В сумерках утихшего вечера, вспарывая медленным шагом снежную целину, Дмитрий нес радость в себе, поняв решительно, что он любит эту бесконечно милую и чуткую женщину.
…Боже, какое несчастье!.. После тяжелых крещенских служб простудился и тяжело захворал отец. Его привезли на санях в жару и беспамятстве. Никакие средства не помогали, жар не спадал. Рудановский хоть и крепился, но был растерян. Батюшка соседнего прихода тихо отстранил его:
— Рабу божьему потребно елеосвящение, последнее христианское таинство, — и надолго остался с умирающим. Ночью 24 января 1878 года Наркис Матвеевич отошел к вечной жизни.
Среди горя в родном доме Дмитрий ясно понял, что отныне то отцовское, чем держалась семья в житейских неурядицах, возложится на него не старшинством (Николай был старше, но отодвинут несчастной своей слабостью), а твердой верой в свою силу ломать дурные обстоятельства. А раз так, то близких своих, сбитых бедой, ему надо поднять и повести.
Сбережения в семье были ничтожные, хлопоты о пособии у епархиального начальства предстояли великие, никаких других денежных поступлений не предвиделось. Создавалась тяжелая ситуация: речь шла буквально о пропитании, о каждодневном куске хлеба. Репетиторство в Салде — занятие редкое, результаты дает копеечные. Поманила мысль устроиться учителем в двухклассное училище, которое обещали здесь открыть после Масленицы. Жалованье в полсотню рублей совсем было бы хорошо. Но надо ехать в Тагил выпрашивать это место.

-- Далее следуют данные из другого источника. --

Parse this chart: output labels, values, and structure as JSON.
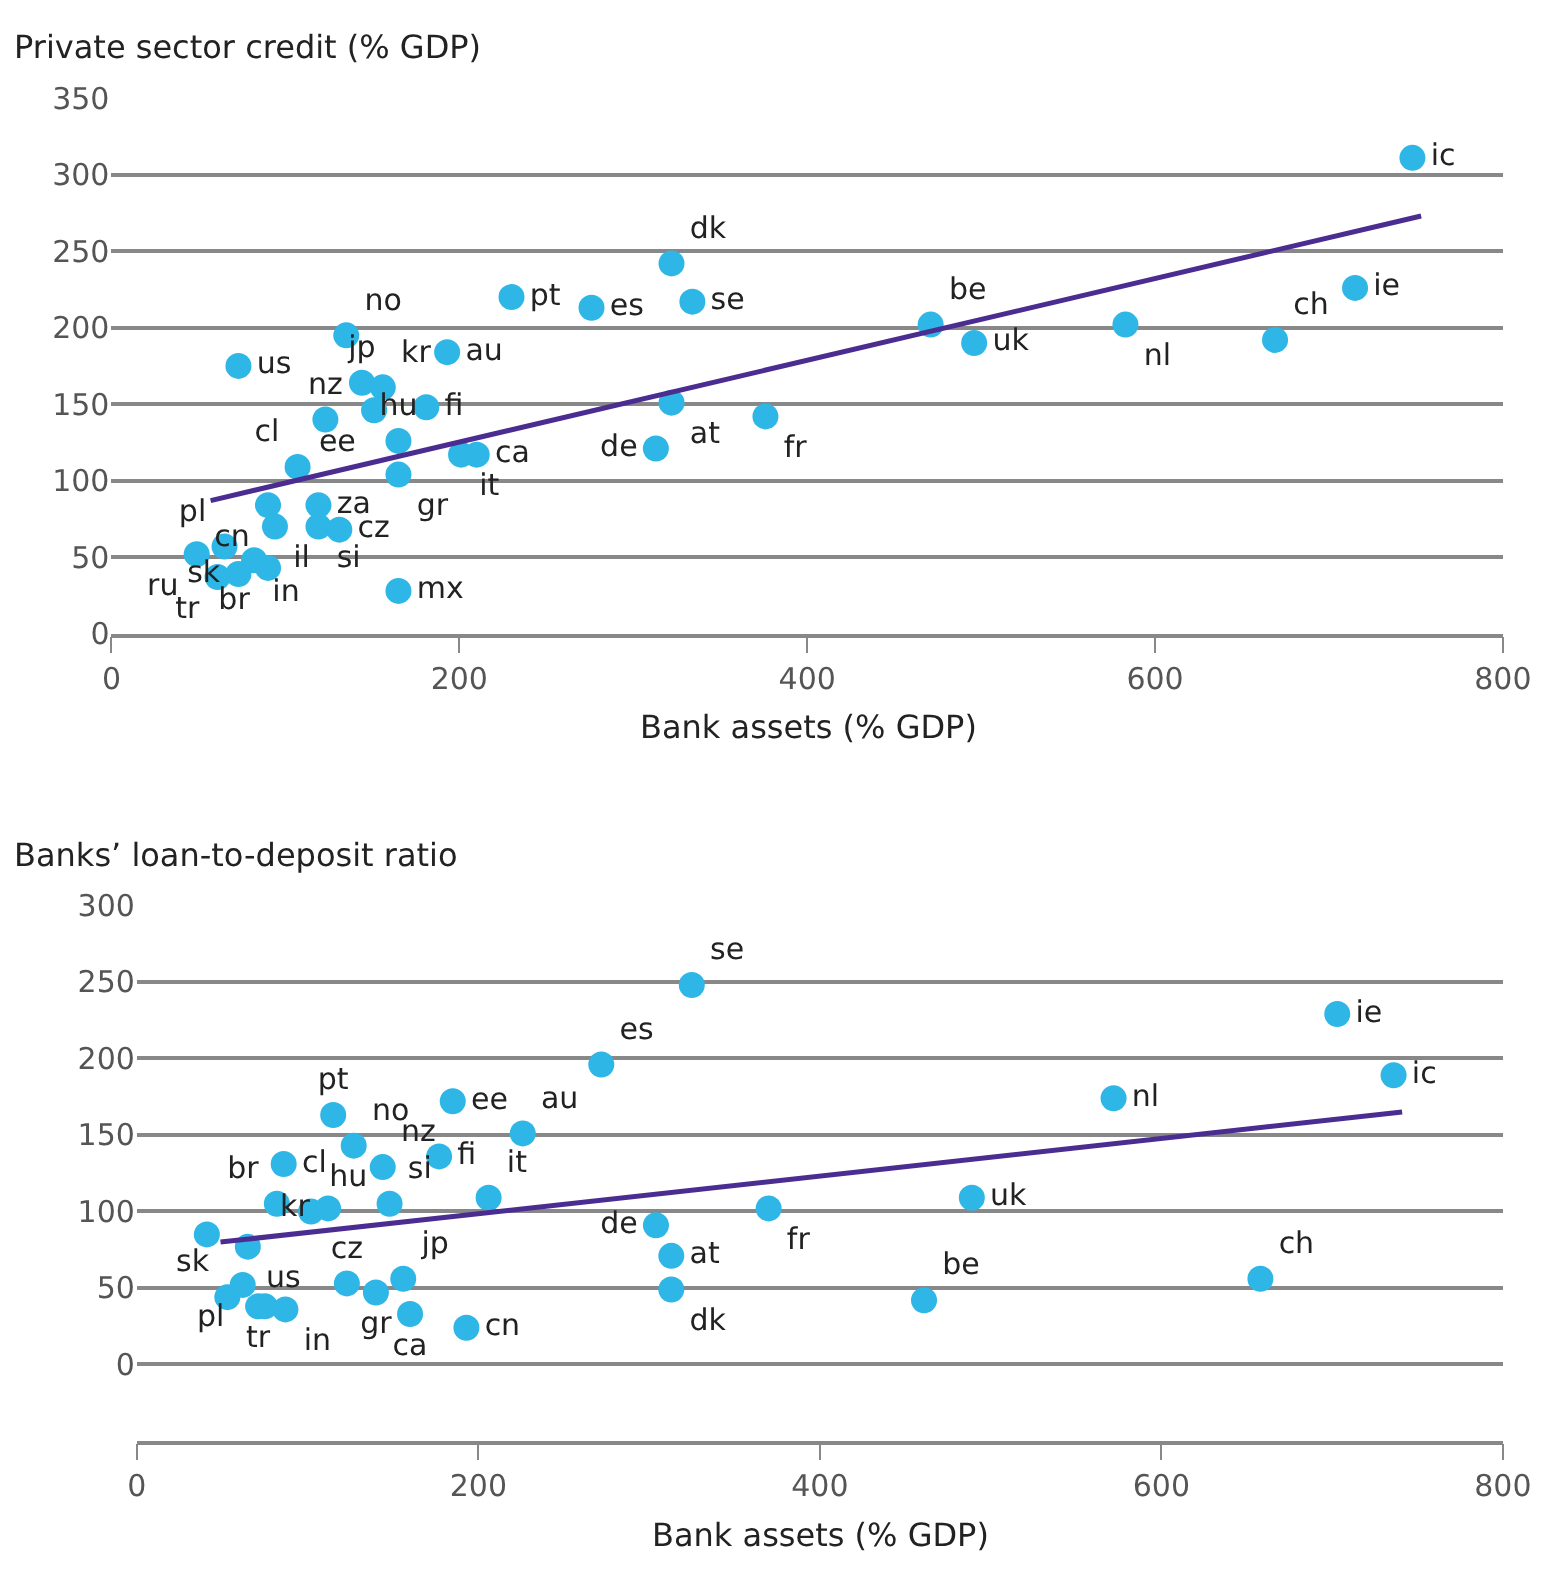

Колебаниям был положен конец, когда между Дмитрием и Марьей Якимовной состоялось объяснение. Счастье нахлынуло, как вешняя вода. Его они должны были скрывать от всех, а в себе умерять: у Маминых горе, у нее разваливается семья, ибо Николай Иванович совсем отбился от дома. Пуще пошло винцо, появились женщины и дурная слава. Марья Якимовна после признания в чувствах прекратила и свои и Дмитрия колебания: она уезжала с детьми к отцу, в Тагил, он днями следом отправится за ней.
…В Тагиле, сняв комнатку, Дмитрий начал безуспешную ходьбу по присутствиям. В Горном управлении ничего определенного об открытии салдинской двухлетки сказано не было. Отец Флавианов, епархиальный чин, получив на руку ходатайство о пособии, от прямого ответа, повздыхав и посочувствовав сыновнему горю, уклонился, но обещал снестись со своим пермским начальством.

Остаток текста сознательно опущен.